Ob Ignatius von Loyola die Indifferenz anmahnt, die der Mensch auf seinem geistlichen Weg braucht, oder ob Meister Eckehart und mit ihm die Deutsche Mystik von der Gelassenheit spricht, die allein zu Gott führt, oder ob es noch auf andere Weise ausgedrückt wird - allen gemeinsam ist das Anliegen: Wenn Gott uns ganz will (ihn lieben "von ganzem Herzen"!), dann müssen jeweils beide Pole unseres polar strukturiertem Daseins in Gott einmünden können; dann darf ich Gott nicht nur in der Freude begegnen, sondern auch im Schmerz, nicht nur dort, wo mir etwas gelingt, sondern auch dort, wo ich versage, nicht nur im Geben, sondern auch im Nehmen, nicht nur in meinen aktiven Komponenten, sondern auch in meinen passiven Möglichkeiten. Oder anders gesagt: Dann darf mich nicht nur der eine Pol, sondern dann muß mich ebenso auch der andere Pol Gott näherbringen können. Nur so kann ich in allen Situationen meines Daseins den Weg zu Gott suchen und finden.

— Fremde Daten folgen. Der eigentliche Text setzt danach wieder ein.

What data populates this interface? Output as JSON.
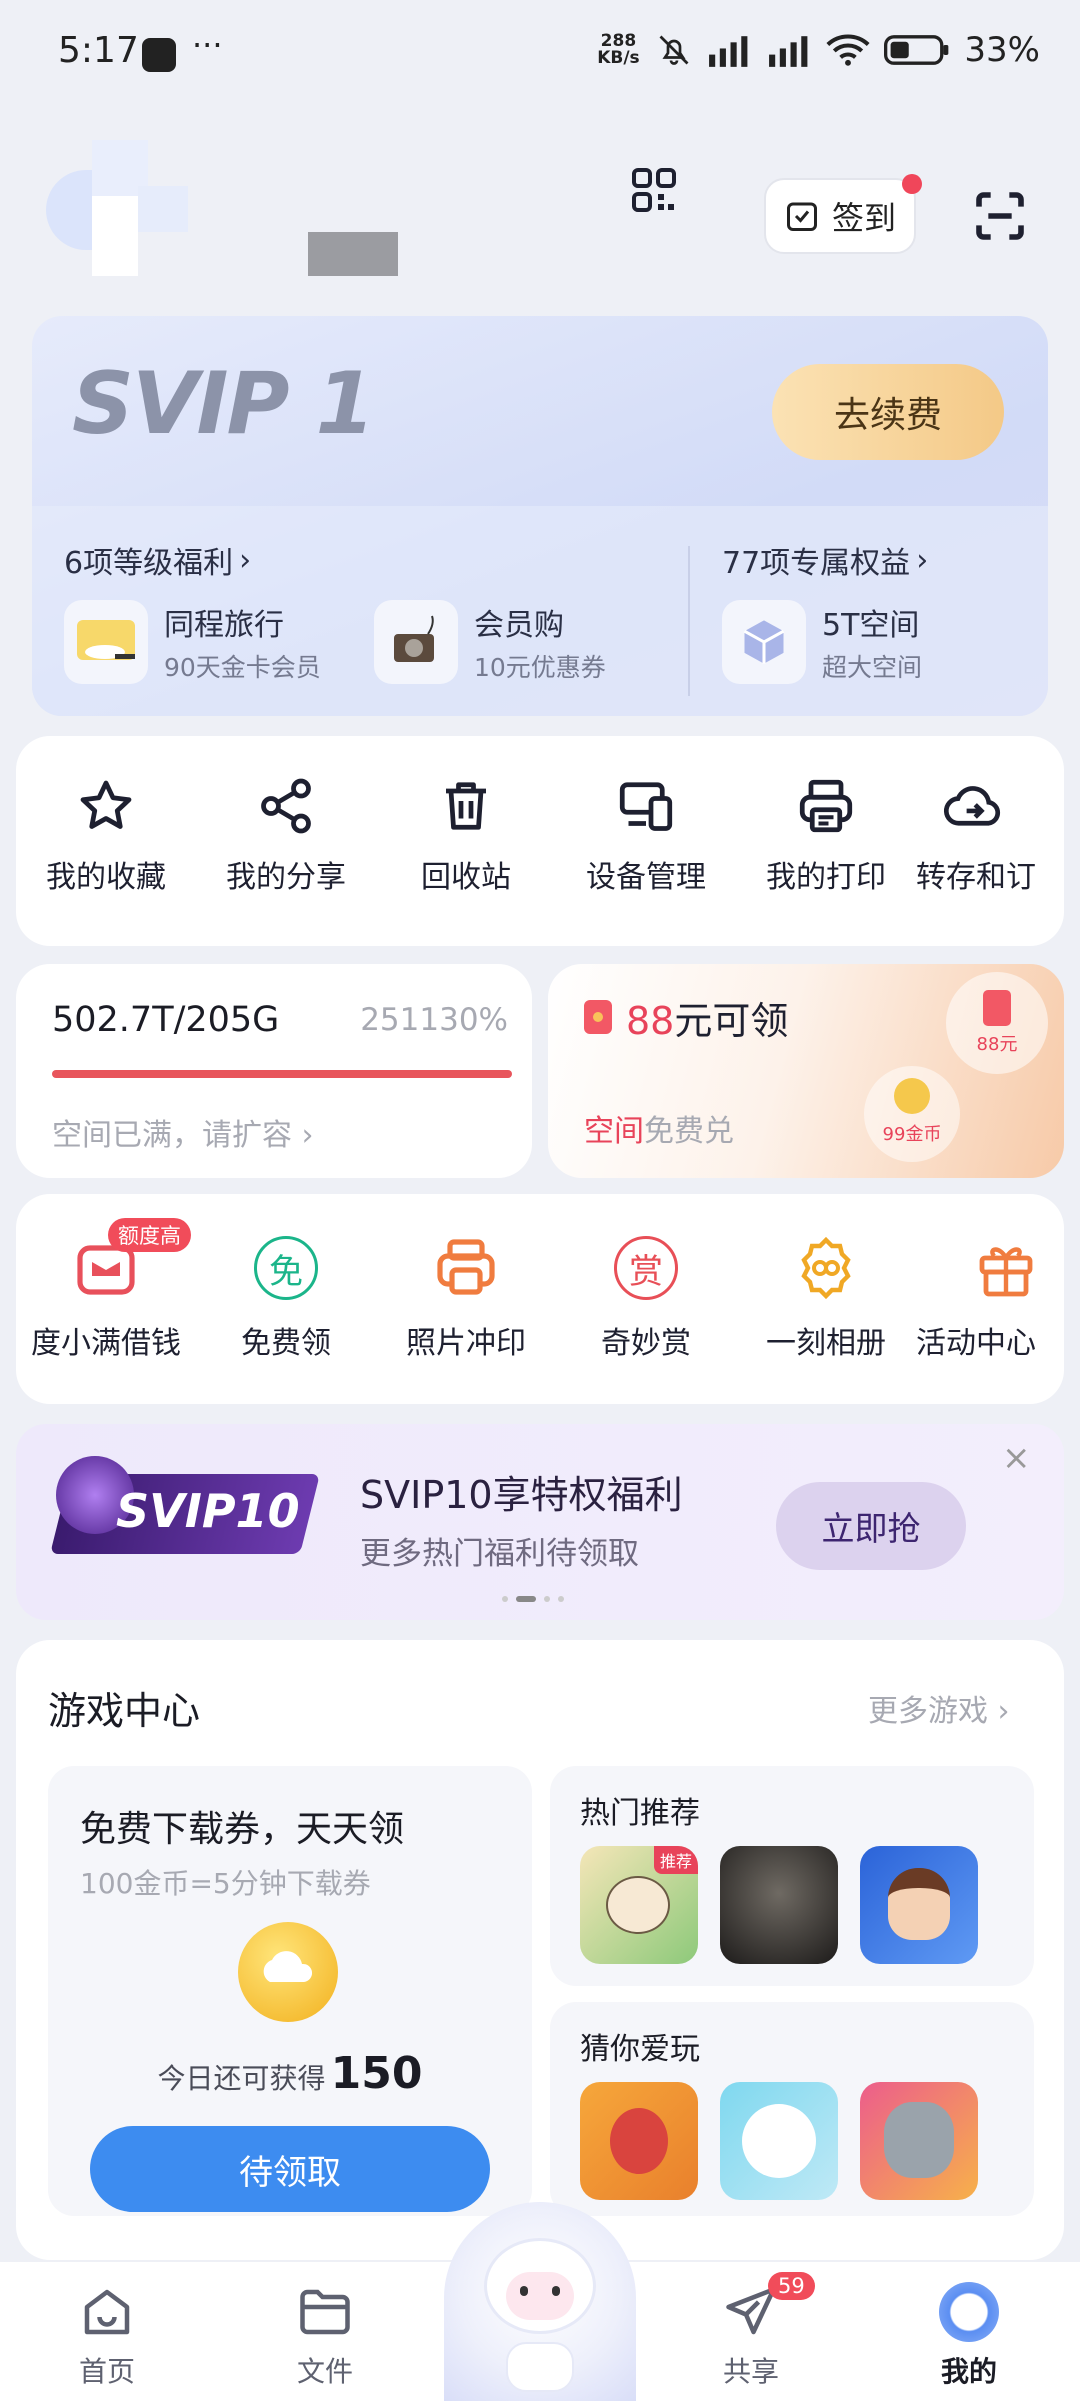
{
  "status": {
    "time": "5:17",
    "more": "···",
    "net_speed": "288 KB/s",
    "battery": "33%"
  },
  "header": {
    "checkin_label": "签到"
  },
  "svip": {
    "level": "SVIP 1",
    "renew_label": "去续费",
    "benefits_link": "6项等级福利",
    "rights_link": "77项专属权益",
    "items": [
      {
        "title": "同程旅行",
        "sub": "90天金卡会员"
      },
      {
        "title": "会员购",
        "sub": "10元优惠券"
      },
      {
        "title": "5T空间",
        "sub": "超大空间"
      }
    ]
  },
  "tools": [
    {
      "label": "我的收藏",
      "icon": "star-icon"
    },
    {
      "label": "我的分享",
      "icon": "share-icon"
    },
    {
      "label": "回收站",
      "icon": "trash-icon"
    },
    {
      "label": "设备管理",
      "icon": "device-icon"
    },
    {
      "label": "我的打印",
      "icon": "printer-icon"
    },
    {
      "label": "转存和订",
      "icon": "cloud-upload-icon"
    }
  ],
  "storage": {
    "usage": "502.7T/205G",
    "percent": "251130%",
    "note": "空间已满，请扩容",
    "fill_fraction": 1.0
  },
  "promo": {
    "amount": "88",
    "suffix": "元可领",
    "note_red": "空间",
    "note_grey": "免费兑",
    "coin1": "88元",
    "coin2": "99金币"
  },
  "services": [
    {
      "label": "度小满借钱",
      "icon": "wallet-icon",
      "badge": "额度高",
      "color": "#e8505b"
    },
    {
      "label": "免费领",
      "icon": "free-icon",
      "glyph": "免",
      "color": "#1bb58a"
    },
    {
      "label": "照片冲印",
      "icon": "photo-print-icon",
      "color": "#f07c3f"
    },
    {
      "label": "奇妙赏",
      "icon": "reward-icon",
      "glyph": "赏",
      "color": "#e84f57"
    },
    {
      "label": "一刻相册",
      "icon": "album-icon",
      "color": "#f0a825"
    },
    {
      "label": "活动中心",
      "icon": "gift-icon",
      "color": "#f07c3f"
    }
  ],
  "banner": {
    "badge_text": "SVIP10",
    "title": "SVIP10享特权福利",
    "subtitle": "更多热门福利待领取",
    "cta": "立即抢"
  },
  "game": {
    "title": "游戏中心",
    "more": "更多游戏",
    "voucher_title": "免费下载券，天天领",
    "voucher_sub": "100金币=5分钟下载券",
    "today_label": "今日还可获得",
    "today_value": "150",
    "claim_label": "待领取",
    "hot_title": "热门推荐",
    "hot_tag": "推荐",
    "guess_title": "猜你爱玩"
  },
  "nav": [
    {
      "label": "首页"
    },
    {
      "label": "文件"
    },
    {
      "label": "共享",
      "badge": "59"
    },
    {
      "label": "我的"
    }
  ]
}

Wenn Jesus verheißt, daß derjenige, der um seinetwillen etwas verläßt, das Verlassene "hundertfach" und qualitativ neu geschenkt bekommt - nämlich in der Dimension Gottes, wenn wir daran glaubten und uns an solche Erfahrungen erinnerten - dann brauchte eigentlich niemand mehr krampfhaft ein bestimmtes Gut oder auch einen bestimmten Pol seines Lebens festzuhalten... Dann könnte das qualitativ Neue vielleicht gerade in der Ergänzung durch den anderen, durch den Gegenpol bestehen - und uns zu mehr Ganzheit verhelfen... (Beiträge der Teilnehmer/innen zu möglichen Polaritäten unseres Daseins auf S. 133ff)
Ich sinne dem nach, was für Polaritäten mein Leben besonders bestimmen, und ich notiere mir einzelne Punkte...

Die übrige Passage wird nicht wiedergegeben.